If we were to be hacked, you should know that we also hash passwords, but we use the algorithm called Argon2, which was selected as the winner of the Password Hashing Competition in July 2015.

Your account is safe with us.

Data encryption

Our data encryption safety is is based on two great algorithms: PBKDF2 and AES.

PBKDF2 is the algorithm that creates a secure master key from your master password. It is the same algorithm that password managers like 1Password, KeePass, and Bitwarden use. If you use a strong enough master password, it may take trillions of years to brute force your master key.
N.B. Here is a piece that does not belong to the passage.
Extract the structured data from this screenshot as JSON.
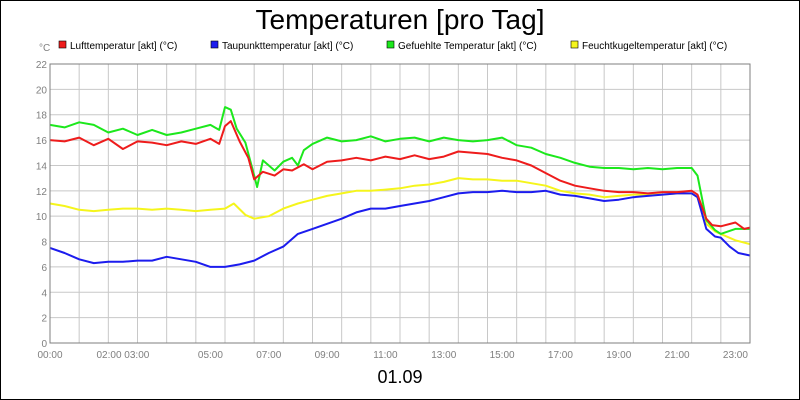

It gets a little complicated from here:

  • when you’re busy creating a wallet, your device generates a secret key. Under the hood, we use it to encrypt this wallet’s data. This key never leaves the device in plaintext — hence “secret”.
  • we then use your master key to encrypt the secret key into a thing we call a chest, which we upload to the server. Only you will be able to get the secret key out of the chest on, say, another device because nobody but you know the master password.
  • by the way, the said secret key is an AES with a key length of 256 bit. It is used by many governments in the world for transmitting top-secret information and is practically impossible to crack.

So all and all your data is safe — even from us.

How invites work

Here’s where we use some more algorithms: RSA-PSS and ECDH.
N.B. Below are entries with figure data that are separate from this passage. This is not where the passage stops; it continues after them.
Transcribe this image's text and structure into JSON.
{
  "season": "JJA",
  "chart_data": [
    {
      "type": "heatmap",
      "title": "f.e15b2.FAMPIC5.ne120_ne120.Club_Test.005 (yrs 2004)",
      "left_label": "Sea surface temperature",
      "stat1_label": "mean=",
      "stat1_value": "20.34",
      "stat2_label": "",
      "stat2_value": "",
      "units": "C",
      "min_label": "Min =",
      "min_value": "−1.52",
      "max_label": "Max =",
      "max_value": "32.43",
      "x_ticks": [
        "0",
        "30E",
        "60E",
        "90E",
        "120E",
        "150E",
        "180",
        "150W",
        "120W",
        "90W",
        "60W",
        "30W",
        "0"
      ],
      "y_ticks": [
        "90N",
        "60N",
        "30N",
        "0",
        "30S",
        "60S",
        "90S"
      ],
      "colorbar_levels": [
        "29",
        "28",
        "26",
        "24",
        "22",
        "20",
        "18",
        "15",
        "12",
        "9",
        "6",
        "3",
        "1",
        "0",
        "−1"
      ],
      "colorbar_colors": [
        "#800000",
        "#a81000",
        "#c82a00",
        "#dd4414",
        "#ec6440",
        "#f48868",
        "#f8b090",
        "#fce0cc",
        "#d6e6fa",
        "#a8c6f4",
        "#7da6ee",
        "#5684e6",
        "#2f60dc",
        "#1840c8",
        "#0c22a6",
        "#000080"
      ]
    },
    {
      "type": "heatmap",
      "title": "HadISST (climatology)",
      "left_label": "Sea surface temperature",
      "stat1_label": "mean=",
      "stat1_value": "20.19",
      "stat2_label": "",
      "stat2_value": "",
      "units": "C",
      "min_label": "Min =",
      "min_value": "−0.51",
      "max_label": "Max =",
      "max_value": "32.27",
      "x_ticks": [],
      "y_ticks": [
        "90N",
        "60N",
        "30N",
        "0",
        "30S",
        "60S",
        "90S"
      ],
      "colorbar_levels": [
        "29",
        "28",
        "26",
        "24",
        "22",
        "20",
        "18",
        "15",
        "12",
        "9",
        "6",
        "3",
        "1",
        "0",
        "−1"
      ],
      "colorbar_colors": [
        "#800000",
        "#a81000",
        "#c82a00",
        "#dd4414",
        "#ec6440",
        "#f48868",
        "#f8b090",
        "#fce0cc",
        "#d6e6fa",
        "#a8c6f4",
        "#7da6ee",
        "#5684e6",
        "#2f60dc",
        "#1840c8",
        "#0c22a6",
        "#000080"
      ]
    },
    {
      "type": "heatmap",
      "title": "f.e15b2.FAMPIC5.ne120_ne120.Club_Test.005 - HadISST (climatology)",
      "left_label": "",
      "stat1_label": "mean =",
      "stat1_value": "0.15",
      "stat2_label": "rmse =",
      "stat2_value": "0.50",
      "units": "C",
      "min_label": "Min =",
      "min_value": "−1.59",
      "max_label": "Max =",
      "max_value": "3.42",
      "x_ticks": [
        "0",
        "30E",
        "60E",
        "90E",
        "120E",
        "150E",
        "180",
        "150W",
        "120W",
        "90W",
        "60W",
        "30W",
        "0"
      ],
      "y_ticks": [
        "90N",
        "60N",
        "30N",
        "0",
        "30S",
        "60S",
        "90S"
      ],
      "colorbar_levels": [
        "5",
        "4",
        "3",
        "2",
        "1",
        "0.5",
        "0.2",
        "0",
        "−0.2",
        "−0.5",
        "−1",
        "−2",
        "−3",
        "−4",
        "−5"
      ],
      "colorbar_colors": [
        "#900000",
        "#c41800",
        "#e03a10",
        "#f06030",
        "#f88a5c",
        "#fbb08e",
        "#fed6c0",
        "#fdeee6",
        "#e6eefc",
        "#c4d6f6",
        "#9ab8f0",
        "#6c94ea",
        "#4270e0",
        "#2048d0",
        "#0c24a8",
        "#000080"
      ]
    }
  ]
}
RSA-PSS is an asymmetric encryption algorithm. It means, it has two keys: one to encrypt or sign stuff (private key) and the other — to decrypt or verify the signature (public key). When you signed up, your device generated a random key pair. The private key is encrypted using your master key, the public key is uploaded as-is. It allows us to verify that the invite was in fact generated by this person, and also make sure nobody can generate those invite except you.
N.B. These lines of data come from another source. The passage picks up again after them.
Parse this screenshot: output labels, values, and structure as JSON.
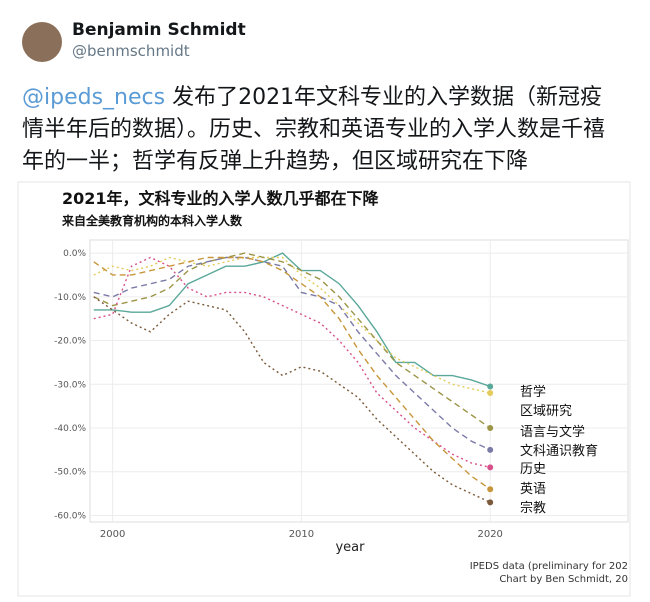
{
  "tweet": {
    "name": "Benjamin Schmidt",
    "handle": "@benmschmidt",
    "mention": "@ipeds_necs",
    "text": " 发布了2021年文科专业的入学数据（新冠疫情半年后的数据）。历史、宗教和英语专业的入学人数是千禧年的一半；哲学有反弹上升趋势，但区域研究在下降"
  },
  "chart_data": {
    "type": "line",
    "title": "2021年，文科专业的入学人数几乎都在下降",
    "subtitle": "来自全美教育机构的本科入学人数",
    "x_label": "year",
    "caption": [
      "IPEDS data (preliminary for 202",
      "Chart by Ben Schmidt, 20"
    ],
    "x": [
      1999,
      2000,
      2001,
      2002,
      2003,
      2004,
      2005,
      2006,
      2007,
      2008,
      2009,
      2010,
      2011,
      2012,
      2013,
      2014,
      2015,
      2016,
      2017,
      2018,
      2019,
      2020
    ],
    "xlim": [
      1998.8,
      2027.3
    ],
    "xticks": [
      2000,
      2010,
      2020
    ],
    "ylim": [
      -61.5,
      3
    ],
    "yticks": [
      {
        "value": 0,
        "label": "0.0%"
      },
      {
        "value": -10,
        "label": "-10.0%"
      },
      {
        "value": -20,
        "label": "-20.0%"
      },
      {
        "value": -30,
        "label": "-30.0%"
      },
      {
        "value": -40,
        "label": "-40.0%"
      },
      {
        "value": -50,
        "label": "-50.0%"
      },
      {
        "value": -60,
        "label": "-60.0%"
      }
    ],
    "grid": true,
    "series": [
      {
        "name": "哲学",
        "color": "#5aa89a",
        "style": "solid",
        "values": [
          -13,
          -13,
          -13.5,
          -13.5,
          -12,
          -7,
          -5,
          -3,
          -3,
          -2,
          0,
          -4,
          -4,
          -7,
          -12,
          -18,
          -25,
          -25,
          -28,
          -28,
          -29,
          -30.5
        ]
      },
      {
        "name": "区域研究",
        "color": "#e3cc5c",
        "style": "dotted",
        "values": [
          -5,
          -3,
          -4,
          -3,
          -1,
          -2,
          -3,
          -2,
          -1,
          -1,
          -1,
          -5,
          -8,
          -12,
          -16,
          -20,
          -24,
          -26,
          -28,
          -30,
          -31,
          -32
        ]
      },
      {
        "name": "语言与文学",
        "color": "#9c9446",
        "style": "dashed",
        "values": [
          -10,
          -12,
          -11,
          -10,
          -8,
          -4,
          -2,
          -1,
          0,
          -1,
          -2,
          -4,
          -6,
          -10,
          -15,
          -20,
          -25,
          -28,
          -31,
          -34,
          -37,
          -40
        ]
      },
      {
        "name": "文科通识教育",
        "color": "#7b7ba8",
        "style": "dashed",
        "values": [
          -9,
          -10,
          -8,
          -7,
          -6,
          -3,
          -2,
          -1,
          -1,
          -2,
          -3,
          -9,
          -10,
          -12,
          -18,
          -23,
          -28,
          -32,
          -36,
          -40,
          -43,
          -45
        ]
      },
      {
        "name": "历史",
        "color": "#d8508a",
        "style": "dotted",
        "values": [
          -15,
          -14,
          -3,
          -1,
          -3,
          -8,
          -10,
          -9,
          -9,
          -10,
          -12,
          -14,
          -16,
          -20,
          -25,
          -32,
          -36,
          -40,
          -43,
          -46,
          -48,
          -49
        ]
      },
      {
        "name": "英语",
        "color": "#c8963a",
        "style": "dashed",
        "values": [
          -2,
          -5,
          -5,
          -4,
          -3,
          -2,
          -1,
          -1,
          -1,
          -2,
          -4,
          -7,
          -10,
          -15,
          -22,
          -28,
          -33,
          -38,
          -43,
          -47,
          -51,
          -54
        ]
      },
      {
        "name": "宗教",
        "color": "#7a5a3a",
        "style": "dotted",
        "values": [
          -10,
          -13,
          -16,
          -18,
          -14,
          -11,
          -12,
          -13,
          -18,
          -25,
          -28,
          -26,
          -27,
          -30,
          -33,
          -38,
          -42,
          -46,
          -50,
          -53,
          -55,
          -57
        ]
      }
    ]
  }
}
The invite is validated by both the backend and your device at each step of the invitation process, so we cannot do any shady business in the middle of the process.

Let’s say Alice invited Bob to her wallet.

The main problem with invites is that we need to securely transfer the secret key for the wallet from Alice to Bob without compromising their master keys — as you remember, chests are encrypted with it.

This is where ECDH shines. ECDH is an algorithm that helps two parties to agree about the encryption key they should use while transmitting the data through an untrusted intermediary — this should be our servers in this case.

The process is even more complicated, but we’ll try to explain it:

  1. Bob generates an ECDH key pair. Yes, it also goes in pairs with the same rules: the public one can be viewed by anybody and the private one should be kept secret.
  2. Bob sends the public key and the invite. At the same time the device displays a hash representation of the public key — we show both a SHA-512 and a set of emojis to make the thing beautiful.
  3. Alice checks if the invite was in fact created by her. If so, the app asks if she wants Bob to join the wallet, while showing the hash representation of Bob's public key. It's a very important part: Alice and Bob should make sure the hashes are the same, because if they are not, the server could have changed the public key, making the whole transmission unsafe!
  4. once Alice allows Bob to join, her device also generates an ECDH keypair. Here’s where the magic math ✨ happens: if you know your private key and other person’s public key, you can safely derive a new encryption key, that will be the same for the second person! At the same time if you only know two public keys — the stuff that the server sees while transmitting the data — you cannot do anything at all.
  5. so Alice generates a key from Bob’s public key and her private key — we’ll call it the invite key. She then and encrypts the secret key using it and passes it to Bob along with her public key.
  6. Bob receives the message. He, in turn, derives the invite key using his private key and Alice's public key and decrypt the secret key.

Boy, that’s a lot of text and highlights. Most of the action happens in this file.

So even we cannot trick you into sharing your keys with us.